HARARE – Zimbabwe’s fuel prices have fallen sharply from the highs recorded earlier this year, as the reopening of the Strait of Hormuz continues to ease pressure on global oil markets following months of Middle East conflict.
The Zimbabwe Energy Regulatory Authority (ZERA) on Wednesday announced a reduction in petroleum prices effective July 8, with diesel dropping by 12 cents and petrol easing by five cents per litre.
Diesel 50 now retails at US$1.87 per litre, down from US$1.99, while blend is now pegged at US$1.93 per litre, down from US$1.98 under the previous schedule of June 19.
In local currency, diesel is priced at ZWG50.37 per litre and blend at ZWG51.83 per litre.
The reductions mark a steep decline from prices recorded in early April, when diesel peaked at US$2.11 per litre and blend at US$2.23 per litre, among the highest levels in Africa.
At the time, ZERA said cost pressures were being driven by conflict in the Middle East that had pushed the FOB price of diesel up by 33.16 percent and petrol by 5.96 percent since the previous review, forcing the regulator onto a two-week review cycle to avoid shortages and arbitrage.

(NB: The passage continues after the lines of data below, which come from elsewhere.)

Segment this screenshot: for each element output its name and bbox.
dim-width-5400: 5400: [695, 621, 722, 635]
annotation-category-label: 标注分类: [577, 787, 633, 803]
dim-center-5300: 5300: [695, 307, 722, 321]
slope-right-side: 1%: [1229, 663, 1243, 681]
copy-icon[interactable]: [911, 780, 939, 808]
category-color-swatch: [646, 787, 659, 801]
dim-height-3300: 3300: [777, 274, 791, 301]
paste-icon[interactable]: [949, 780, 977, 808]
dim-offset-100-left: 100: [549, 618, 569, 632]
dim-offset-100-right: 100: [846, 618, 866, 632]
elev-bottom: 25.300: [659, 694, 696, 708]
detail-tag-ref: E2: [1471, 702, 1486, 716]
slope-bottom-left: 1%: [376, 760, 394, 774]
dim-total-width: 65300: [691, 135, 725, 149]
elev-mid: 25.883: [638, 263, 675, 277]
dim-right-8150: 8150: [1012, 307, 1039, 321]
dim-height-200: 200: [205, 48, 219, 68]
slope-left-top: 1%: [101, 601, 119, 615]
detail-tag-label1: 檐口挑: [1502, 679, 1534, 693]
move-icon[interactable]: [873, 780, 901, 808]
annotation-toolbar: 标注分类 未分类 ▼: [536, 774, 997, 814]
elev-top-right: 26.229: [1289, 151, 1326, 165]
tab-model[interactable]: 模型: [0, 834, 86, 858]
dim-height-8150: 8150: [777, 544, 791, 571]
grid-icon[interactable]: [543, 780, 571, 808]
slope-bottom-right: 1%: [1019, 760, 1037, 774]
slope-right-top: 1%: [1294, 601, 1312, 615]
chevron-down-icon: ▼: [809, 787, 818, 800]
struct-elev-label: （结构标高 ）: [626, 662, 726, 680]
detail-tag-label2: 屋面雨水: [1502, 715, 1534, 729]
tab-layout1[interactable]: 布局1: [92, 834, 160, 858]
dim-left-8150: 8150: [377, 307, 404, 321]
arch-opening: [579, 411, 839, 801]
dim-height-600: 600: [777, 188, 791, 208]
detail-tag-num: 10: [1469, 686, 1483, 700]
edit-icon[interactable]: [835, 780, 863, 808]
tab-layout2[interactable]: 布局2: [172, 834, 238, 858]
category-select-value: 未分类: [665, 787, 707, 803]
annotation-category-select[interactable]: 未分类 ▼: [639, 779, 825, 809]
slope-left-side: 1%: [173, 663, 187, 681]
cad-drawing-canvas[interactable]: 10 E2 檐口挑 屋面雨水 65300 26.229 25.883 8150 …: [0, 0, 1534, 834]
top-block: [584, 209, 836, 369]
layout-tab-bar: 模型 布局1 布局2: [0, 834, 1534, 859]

ZERA said then that without government intervention, including the removal of all taxes and levies on diesel, the price of diesel would have been US$2.65 per litre. Prices had climbed even further from the US$1.52 per litre for diesel and US$1.56 per litre for blend recorded as recently as February.
The Middle East conflict, which began in late February 2026 when the United States and Israel launched strikes on Iran, triggered Iran’s near-total closure of the Strait of Hormuz, the narrow waterway through which about a fifth of global oil and liquefied natural gas trade normally passes.
The closure cut global oil supply by an estimated 14 million barrels a day at its height and pushed Brent crude above US$100 a barrel for the first time in four years, touching a peak of around US$126 a barrel in March, according to industry reports.
A memorandum of understanding signed by the United States and Iran in June, following weeks of negotiations, set out terms for the strait’s reopening without tolls for at least 60 days. Although the process has been marked by intermittent flare-ups, including fresh US and Iranian strikes in late June that briefly pushed prices back up, shipping data has shown a steady recovery in tanker traffic through the strait since.
Some analysts have since warned of the opposite problem, a potential oil glut, as supply resumes faster than demand – particularly from China – can absorb it.
Zimbabwe has moved in step with the changing fuel landscape by raising its ethanol blending ratio to E20, up from the E5 blend used as recently as April.
ZERA had indicated in April that petrol prices were expected to ease with the commencement of local ethanol production, noting that raising the blending mandate to E20 would lower the petrol price by around 18 cents.